Des technos québécoises demandent le report de l’application de la loi 96

La loi 96, qui vise à renforcer l’usage du français au Québec, ne fait pas l’affaire d’une bonne partie des entrepreneurs québécois du secteur des technologies. Dans une lettre ouverte publiée mardi matin, trois douzaines d’entre eux — dont les p.-d.g. de Coveo, de Stingray et d’Optel — soutiennent qu’une application précipitée de cette loi « menace de causer d’énormes dommages à l’économie de la province ».
« Vous ne pouvez pas avoir une société francophone dynamique si vous n’avez pas une économie prospère pour la soutenir », lancent d’entrée de jeu les entrepreneurs dans cette lettre adressée au premier ministre François Legault. Les signataires sont des membres du Conseil canadien des innovateurs (CCI), un organisme pancanadien fondé en 2015 par l’homme d’affaires ontarien Jim Balsillie.
Le CCI a pour mandat d’aider les entreprises technologiques canadiennes à devenir plus concurrentielles. Celles-ci faisant face à une pénurie de main-d’œuvre particulièrement sévère depuis quelques années, l’organisme a régulièrement plaidé ces dernières années pour un assouplissement des règles encadrant le marché du travail et de l’immigration, notamment.
Les entrepreneurs québécois signataires de la lettre publiée mardi matin se disent d’accord avec « l’esprit de la loi 96 », qui vise à renforcer la protection de l’identité francophone distincte du Québec. Son application doit toutefois être « mise sur pause » jusqu’à ce que des outils soient mis à la disposition des entreprises et du public par l’entremise de Francisation Québec et que ces outils aient été dûment présentés par le gouvernement, suggèrent-ils.
Un fardeau de plus
Le marché du travail est plus tendu que jamais dans plusieurs secteurs d’activité économique, et les technos n’y échappent pas.

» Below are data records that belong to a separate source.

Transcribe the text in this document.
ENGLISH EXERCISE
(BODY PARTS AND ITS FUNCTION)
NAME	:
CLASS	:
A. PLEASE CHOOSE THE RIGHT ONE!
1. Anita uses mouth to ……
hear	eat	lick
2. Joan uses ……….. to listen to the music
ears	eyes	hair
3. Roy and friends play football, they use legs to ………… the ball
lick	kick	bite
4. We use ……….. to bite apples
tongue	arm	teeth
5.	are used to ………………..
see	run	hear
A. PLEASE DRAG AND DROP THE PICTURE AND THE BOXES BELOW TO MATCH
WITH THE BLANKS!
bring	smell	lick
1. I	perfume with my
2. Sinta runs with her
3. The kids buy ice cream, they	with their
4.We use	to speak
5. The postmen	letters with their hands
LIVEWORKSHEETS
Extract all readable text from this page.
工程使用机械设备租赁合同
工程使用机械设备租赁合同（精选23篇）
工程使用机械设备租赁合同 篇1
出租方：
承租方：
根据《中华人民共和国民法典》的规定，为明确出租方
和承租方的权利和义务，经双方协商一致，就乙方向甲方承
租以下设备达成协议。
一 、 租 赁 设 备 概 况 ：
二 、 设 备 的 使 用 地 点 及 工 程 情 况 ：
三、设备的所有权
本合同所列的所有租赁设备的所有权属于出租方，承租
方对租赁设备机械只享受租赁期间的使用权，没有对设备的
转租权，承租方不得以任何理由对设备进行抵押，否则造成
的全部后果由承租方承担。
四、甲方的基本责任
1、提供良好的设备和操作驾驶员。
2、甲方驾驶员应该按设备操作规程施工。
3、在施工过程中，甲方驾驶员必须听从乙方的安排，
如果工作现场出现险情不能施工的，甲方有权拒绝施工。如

Dans cette industrie fortement mondialisée, la concurrence pour attirer les travailleurs spécialisés et les entrepreneurs est vive d’une région à l’autre. Déjà, plusieurs entreprises technologiques québécoises se plaignent depuis des mois de perdre leurs meilleurs employés au profit de sociétés étrangères. Certains voient les nouvelles mesures de francisation que souhaiterait imposer le gouvernement québécois comme un fardeau de plus qui pourrait accentuer cette nouvelle fuite des cerveaux.
Par exemple, l’exigence incluse dans la loi 96 de maîtriser suffisamment la langue française pour obtenir des services de l’État québécois six mois seulement après l’arrivée de nouveaux arrivants paraît « irréaliste » aux yeux du CCI. L’intégration dans une nouvelle société comporte plusieurs défis qui vont bien au-delà de la langue d’usage, comme le logement, l’emploi, etc., plaide l’organisme.
« Si nos meilleurs innovateurs et bâtisseurs d’entreprises partent vers Toronto, Edmonton, Vancouver et Halifax au lieu de rester à Montréal et à Québec, cela causera des effets dommageables permanents à la santé économique de notre province », écrivent les gens d’affaires dans leur lettre. « Ce phénomène est déjà bien réel, mais il n’est pas trop tard pour en amoindrir l’impact. »
Le CCI n’est pas seul à craindre un impact négatif de la loi 96 sur l’immigration et sur le marché québécois de la main-d’œuvre. Ces derniers mois, des groupes d’immigrants ainsi que des représentants des communautés anglophones et autochtones ont exprimé publiquement des craintes que la nouvelle loi ne les pénalise et les désavantage tant dans l’accès à des services publics qu’au marché du travail.